Tractables / pyjuice

Scalable training and inference for Probabilistic Circuits
https://tractables.github.io/pyjuice/
Apache License 2.0
47 stars 8 forks source link

Triton Illegal Memory Access #17

Closed mjojic closed 1 month ago

mjojic commented 2 months ago

I am running the code from example 01_train_pc.py to learn a HCLT on MNIST dataset. The only thing I have added is a marginal query after the parameter learning. All the code functions properly until the marginal query, which throws me an error.

query: data = torch.rand((28,28)).long().to(device) lls = juice.queries.marginal(pc, data)

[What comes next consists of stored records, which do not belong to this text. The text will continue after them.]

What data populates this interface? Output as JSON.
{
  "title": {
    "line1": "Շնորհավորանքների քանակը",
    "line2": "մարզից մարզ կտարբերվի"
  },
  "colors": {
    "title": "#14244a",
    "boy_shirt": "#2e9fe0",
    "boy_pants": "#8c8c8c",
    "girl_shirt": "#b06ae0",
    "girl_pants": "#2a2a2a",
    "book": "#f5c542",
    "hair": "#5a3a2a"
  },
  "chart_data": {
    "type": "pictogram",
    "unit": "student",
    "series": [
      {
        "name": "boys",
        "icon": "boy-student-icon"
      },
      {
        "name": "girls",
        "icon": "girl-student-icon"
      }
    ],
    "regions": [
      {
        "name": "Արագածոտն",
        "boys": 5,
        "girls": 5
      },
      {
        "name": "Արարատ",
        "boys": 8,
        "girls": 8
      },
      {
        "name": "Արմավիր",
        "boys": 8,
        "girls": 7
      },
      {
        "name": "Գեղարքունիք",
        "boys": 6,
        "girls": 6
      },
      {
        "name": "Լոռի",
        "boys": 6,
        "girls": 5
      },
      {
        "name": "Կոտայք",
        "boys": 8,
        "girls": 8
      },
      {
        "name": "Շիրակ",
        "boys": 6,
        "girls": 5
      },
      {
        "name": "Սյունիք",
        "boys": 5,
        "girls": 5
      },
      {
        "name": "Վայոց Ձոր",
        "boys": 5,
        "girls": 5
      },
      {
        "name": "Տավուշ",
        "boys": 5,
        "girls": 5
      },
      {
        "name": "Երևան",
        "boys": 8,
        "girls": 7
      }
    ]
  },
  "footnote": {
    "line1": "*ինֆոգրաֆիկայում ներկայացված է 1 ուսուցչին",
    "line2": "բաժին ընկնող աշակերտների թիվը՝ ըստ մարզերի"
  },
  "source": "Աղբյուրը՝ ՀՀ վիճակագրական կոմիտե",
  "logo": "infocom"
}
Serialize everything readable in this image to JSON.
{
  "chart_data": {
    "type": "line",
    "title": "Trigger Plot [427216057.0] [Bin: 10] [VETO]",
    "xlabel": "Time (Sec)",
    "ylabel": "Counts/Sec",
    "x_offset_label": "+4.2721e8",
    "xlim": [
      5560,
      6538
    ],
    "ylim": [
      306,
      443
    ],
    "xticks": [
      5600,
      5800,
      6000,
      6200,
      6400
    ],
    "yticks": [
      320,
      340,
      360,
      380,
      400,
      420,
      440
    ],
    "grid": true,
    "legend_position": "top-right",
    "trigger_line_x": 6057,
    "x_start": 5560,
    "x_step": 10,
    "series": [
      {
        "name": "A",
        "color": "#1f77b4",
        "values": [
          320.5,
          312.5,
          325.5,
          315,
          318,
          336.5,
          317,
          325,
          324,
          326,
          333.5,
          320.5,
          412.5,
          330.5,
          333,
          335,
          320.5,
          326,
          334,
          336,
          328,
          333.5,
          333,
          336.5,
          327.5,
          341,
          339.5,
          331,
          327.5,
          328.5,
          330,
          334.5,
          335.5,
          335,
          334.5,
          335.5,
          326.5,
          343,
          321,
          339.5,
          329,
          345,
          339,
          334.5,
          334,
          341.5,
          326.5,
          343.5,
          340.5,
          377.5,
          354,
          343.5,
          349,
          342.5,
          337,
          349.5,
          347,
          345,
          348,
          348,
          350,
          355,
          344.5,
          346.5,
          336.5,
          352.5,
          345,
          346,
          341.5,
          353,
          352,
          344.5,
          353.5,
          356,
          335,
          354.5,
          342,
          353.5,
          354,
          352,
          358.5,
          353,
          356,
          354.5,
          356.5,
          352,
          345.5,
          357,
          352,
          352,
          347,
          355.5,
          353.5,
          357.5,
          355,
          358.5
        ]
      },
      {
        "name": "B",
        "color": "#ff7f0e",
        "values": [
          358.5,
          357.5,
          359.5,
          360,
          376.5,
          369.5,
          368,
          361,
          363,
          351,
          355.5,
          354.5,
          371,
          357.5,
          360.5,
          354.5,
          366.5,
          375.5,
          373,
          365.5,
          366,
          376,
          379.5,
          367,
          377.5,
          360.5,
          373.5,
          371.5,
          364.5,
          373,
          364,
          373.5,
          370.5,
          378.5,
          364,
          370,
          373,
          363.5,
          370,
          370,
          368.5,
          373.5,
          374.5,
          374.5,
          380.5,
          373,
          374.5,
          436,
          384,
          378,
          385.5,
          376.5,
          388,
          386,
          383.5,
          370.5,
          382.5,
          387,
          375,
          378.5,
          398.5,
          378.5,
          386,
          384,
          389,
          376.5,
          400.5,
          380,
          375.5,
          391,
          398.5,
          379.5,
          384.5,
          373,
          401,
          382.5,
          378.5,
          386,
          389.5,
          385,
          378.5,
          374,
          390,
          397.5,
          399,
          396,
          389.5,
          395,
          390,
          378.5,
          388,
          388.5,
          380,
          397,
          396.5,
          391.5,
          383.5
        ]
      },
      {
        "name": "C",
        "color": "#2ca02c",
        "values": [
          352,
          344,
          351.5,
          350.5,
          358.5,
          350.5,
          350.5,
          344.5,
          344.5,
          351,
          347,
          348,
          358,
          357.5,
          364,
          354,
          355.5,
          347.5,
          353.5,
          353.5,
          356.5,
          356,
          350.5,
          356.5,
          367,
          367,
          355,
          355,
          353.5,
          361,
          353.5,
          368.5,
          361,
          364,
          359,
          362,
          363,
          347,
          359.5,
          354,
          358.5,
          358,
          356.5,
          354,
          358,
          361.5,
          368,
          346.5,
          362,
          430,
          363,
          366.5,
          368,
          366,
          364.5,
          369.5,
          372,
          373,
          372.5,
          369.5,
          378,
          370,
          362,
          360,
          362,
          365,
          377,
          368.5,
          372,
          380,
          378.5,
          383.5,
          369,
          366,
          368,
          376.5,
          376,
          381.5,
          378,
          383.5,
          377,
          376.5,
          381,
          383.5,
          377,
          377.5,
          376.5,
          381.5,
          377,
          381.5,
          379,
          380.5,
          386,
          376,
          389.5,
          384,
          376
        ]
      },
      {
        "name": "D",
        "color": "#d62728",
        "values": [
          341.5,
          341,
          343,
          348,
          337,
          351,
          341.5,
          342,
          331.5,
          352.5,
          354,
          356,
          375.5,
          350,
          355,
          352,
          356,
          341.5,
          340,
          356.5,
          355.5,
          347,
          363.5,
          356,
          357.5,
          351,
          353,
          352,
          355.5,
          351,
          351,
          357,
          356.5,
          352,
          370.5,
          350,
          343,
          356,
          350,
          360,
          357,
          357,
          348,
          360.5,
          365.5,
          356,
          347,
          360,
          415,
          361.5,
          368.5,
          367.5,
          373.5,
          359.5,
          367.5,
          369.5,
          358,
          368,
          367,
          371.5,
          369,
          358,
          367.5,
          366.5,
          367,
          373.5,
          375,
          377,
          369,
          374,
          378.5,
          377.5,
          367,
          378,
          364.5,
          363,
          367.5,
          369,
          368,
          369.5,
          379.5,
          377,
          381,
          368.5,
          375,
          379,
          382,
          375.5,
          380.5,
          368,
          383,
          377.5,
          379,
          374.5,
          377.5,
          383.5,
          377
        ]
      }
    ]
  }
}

error: RuntimeError: Triton Error [CUDA]: an illegal memory access was encountered

The sampling query works, but marginal and conditional do not work.

liuanji commented 2 months ago

Hi mjojic,

The PC in that script assumes categorical input variables with range 0-255. So you need to change the dtype of data to torch.long. Also, its shape needs to be [batch size, # variables].

You can refer to this tutorial for more information https://tractables.github.io/pyjuice/getting-started/tutorials/04_query_pc.html#sphx-glr-getting-started-tutorials-04-query-pc-py.

Best, Anji

mjojic commented 2 months ago

Yes, the memory access ended up being a shape issue.

With the correct shape, I ran into an error about the TILE_SIZE < 4 (coming from sum_layer.py block sparse kernel). By setting block_size=1 in the HCLT definition, then I was able to do a marginal call without the tile size error.

liuanji commented 2 months ago

You may increase the batch size to e.g. 16 to avoid the TILE_SIZE error for now. I will fix it in the near future. Thanks!